Although Katherine “Kat” Bedigrew has known since she was a child that she wanted to be a physician, one summer she had to quickly become ready for it.
As a pre-medicine undergraduate student and a member of the Army ROTC at Johns Hopkins University, Bedigrew spent three weeks at Landstuhl Regional Medical Center in Germany the summer prior to her senior year. Landstuhl is the U.S. Army’s overseas military triage hospital, where U.S. soldiers wounded in Iraq and Afghanistan go for treatment.
As the only student at Landstuhl, Bedigrew, who will receive a medical degree from Washington University School of Medicine May 21, says it gave her a great education.
“My first day, they put me in the intensive care unit to care for a patient who had been badly burned on his face, arms, legs and some of his torso,” she says. “I’d never seen a burn patient before.
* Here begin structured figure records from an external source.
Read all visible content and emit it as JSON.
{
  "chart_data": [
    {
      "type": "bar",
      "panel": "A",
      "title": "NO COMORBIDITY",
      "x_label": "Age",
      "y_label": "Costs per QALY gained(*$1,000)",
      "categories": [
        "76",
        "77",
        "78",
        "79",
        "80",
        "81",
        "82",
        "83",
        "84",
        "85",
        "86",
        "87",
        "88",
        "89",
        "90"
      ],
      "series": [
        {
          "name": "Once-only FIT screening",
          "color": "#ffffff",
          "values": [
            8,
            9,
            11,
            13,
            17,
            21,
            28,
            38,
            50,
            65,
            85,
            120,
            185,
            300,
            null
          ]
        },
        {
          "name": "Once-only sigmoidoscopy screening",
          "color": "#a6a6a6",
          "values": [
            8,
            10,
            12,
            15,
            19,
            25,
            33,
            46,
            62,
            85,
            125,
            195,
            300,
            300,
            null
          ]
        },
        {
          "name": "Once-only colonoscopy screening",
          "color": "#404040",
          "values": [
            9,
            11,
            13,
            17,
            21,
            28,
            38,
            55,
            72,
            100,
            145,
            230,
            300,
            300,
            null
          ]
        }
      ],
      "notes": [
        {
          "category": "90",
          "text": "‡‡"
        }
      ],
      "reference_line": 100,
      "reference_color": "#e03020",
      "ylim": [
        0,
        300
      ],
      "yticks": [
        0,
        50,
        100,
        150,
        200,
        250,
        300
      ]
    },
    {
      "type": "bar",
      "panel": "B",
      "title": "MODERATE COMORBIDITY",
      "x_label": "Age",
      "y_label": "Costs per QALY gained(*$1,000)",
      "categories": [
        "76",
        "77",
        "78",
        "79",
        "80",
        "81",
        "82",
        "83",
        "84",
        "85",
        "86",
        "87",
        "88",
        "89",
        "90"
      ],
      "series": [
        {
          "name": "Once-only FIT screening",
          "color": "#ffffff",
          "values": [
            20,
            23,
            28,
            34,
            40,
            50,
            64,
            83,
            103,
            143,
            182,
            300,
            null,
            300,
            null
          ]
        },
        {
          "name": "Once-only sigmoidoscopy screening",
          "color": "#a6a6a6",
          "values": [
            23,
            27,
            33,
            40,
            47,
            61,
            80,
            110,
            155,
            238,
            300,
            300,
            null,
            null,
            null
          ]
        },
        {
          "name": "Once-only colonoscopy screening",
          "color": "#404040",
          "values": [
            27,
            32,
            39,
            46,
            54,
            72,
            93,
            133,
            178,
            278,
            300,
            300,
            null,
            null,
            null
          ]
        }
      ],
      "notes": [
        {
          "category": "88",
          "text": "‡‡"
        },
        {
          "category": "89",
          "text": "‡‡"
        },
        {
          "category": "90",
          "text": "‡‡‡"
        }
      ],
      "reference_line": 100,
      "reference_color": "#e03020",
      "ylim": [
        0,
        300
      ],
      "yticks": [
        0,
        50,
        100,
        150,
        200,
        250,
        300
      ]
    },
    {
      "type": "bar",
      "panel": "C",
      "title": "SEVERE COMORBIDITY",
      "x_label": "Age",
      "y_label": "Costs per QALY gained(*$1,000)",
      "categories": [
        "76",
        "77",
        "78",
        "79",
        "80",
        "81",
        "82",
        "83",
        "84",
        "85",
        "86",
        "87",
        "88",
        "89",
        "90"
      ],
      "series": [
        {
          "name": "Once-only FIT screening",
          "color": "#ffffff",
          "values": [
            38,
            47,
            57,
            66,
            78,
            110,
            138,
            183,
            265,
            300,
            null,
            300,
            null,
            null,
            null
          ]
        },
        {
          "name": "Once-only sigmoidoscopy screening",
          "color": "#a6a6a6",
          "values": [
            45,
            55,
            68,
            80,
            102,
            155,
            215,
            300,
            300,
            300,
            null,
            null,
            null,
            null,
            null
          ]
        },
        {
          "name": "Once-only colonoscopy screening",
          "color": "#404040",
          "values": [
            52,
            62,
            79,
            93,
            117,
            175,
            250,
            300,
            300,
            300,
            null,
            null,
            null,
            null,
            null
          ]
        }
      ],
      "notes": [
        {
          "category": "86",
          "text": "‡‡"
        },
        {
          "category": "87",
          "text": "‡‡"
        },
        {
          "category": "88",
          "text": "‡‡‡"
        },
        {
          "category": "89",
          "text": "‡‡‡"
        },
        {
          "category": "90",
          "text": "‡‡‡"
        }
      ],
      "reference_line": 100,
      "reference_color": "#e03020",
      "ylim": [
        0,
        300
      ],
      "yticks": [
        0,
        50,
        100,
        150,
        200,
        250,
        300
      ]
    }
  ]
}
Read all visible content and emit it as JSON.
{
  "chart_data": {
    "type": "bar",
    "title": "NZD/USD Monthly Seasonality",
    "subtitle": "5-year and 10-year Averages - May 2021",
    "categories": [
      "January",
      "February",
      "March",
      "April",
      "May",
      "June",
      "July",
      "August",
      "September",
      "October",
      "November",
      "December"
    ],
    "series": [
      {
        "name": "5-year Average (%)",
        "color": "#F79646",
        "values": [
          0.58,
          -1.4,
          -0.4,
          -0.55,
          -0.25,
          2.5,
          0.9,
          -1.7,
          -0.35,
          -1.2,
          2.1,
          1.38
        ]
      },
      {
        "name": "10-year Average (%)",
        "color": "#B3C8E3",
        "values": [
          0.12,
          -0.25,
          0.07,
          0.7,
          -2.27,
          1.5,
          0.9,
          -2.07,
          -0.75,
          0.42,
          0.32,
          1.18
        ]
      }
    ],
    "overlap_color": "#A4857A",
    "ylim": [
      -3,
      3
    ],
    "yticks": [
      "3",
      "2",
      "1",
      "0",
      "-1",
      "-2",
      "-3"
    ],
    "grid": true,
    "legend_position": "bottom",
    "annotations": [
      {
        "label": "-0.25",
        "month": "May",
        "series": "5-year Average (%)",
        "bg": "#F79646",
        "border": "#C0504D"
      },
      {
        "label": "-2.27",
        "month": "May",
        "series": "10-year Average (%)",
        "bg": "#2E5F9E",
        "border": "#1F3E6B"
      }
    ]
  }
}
When I left the first day, I asked myself, ‘What did I get myself into?’”
But she stuck it out as the patient improved. Bedigrew later observed a total disc arthoplasty surgery and knew orthopedic surgery is where she wanted to be.
“While I found the technical details of this procedure interesting, the ability to measurably change a patient’s quality of life for the better captured my interest,” she says.
Her interest grew throughout medical school.
“I enjoy the hands-on approach to working on orthopedic surgical problems, the creative thinking that goes into the intricacies of the specific surgical procedures, and the team-like atmosphere in the orthopedic service,” she says.
The U.S. Army gave Bedigrew, a native of Topeka, Kan., full scholarships for her undergraduate degree at Johns Hopkins and for her WUSTL medical degree. In return, she will do five years of residency at the San Antonio Uniformed Services Health Education Consortium-Brooke Army Medical Center, followed by at least eight years of service at an Army medical center. She expects to serve about 20 years in the Army.
Bedigrew says WUSTL has prepared her well for life as a military surgeon.
“I feel confident in the training I got here,” she says. “The caliber of my peers and the residents here is really motivating.”
While at WUSTL, Bedigrew proved to be a leader among students. She was a member of the American Medical Association and a teacher and coordinator for the Students Teaching AIDS to Students program.
A track runner in college, Bedigrew was a natural fit as a coach for Girls on the Run at New City School, an elementary school in St. Louis.
In addition, as co-president of the American Medical Women’s Association, she started the Red Dress Affair, a fundraiser based on the national “Go Red for Women” campaign to raise awareness for women’s heart disease. That event continues as one of the medical school’s social events of the year.
In November 2009, the School of Medicine awarded her the Steven Dresler Prize for her commitment to promoting social good, civil rights and civil liberties through social action and volunteerism. Bedigrew accepted the award just eight days after giving birth to her daughter, Elle.
Bedigrew says she and her husband of nearly four years, Pat, will miss St. Louis and especially Forest Park, which they enjoyed for walking, running and its free attractions. The park also holds a special memory for the couple — Pat proposed to her at the fountain near the World’s Fair Pavilion just after her interview at the School of Medicine.
During her clinical rotations, Bedigrew worked with Matthew Dobbs, MD, associate professor of orthopaedic surgery, on the pediatric orthopedic service.
“Katherine possesses all of the qualities both tangible and intangible that it takes to be a successful physician,” Dobbs says. “Her approach to the pediatric patients and their parents on my service was exemplary as an approach rooted in empathy and respect. Humble but with a fire in her heart, her future as a leader is certain.”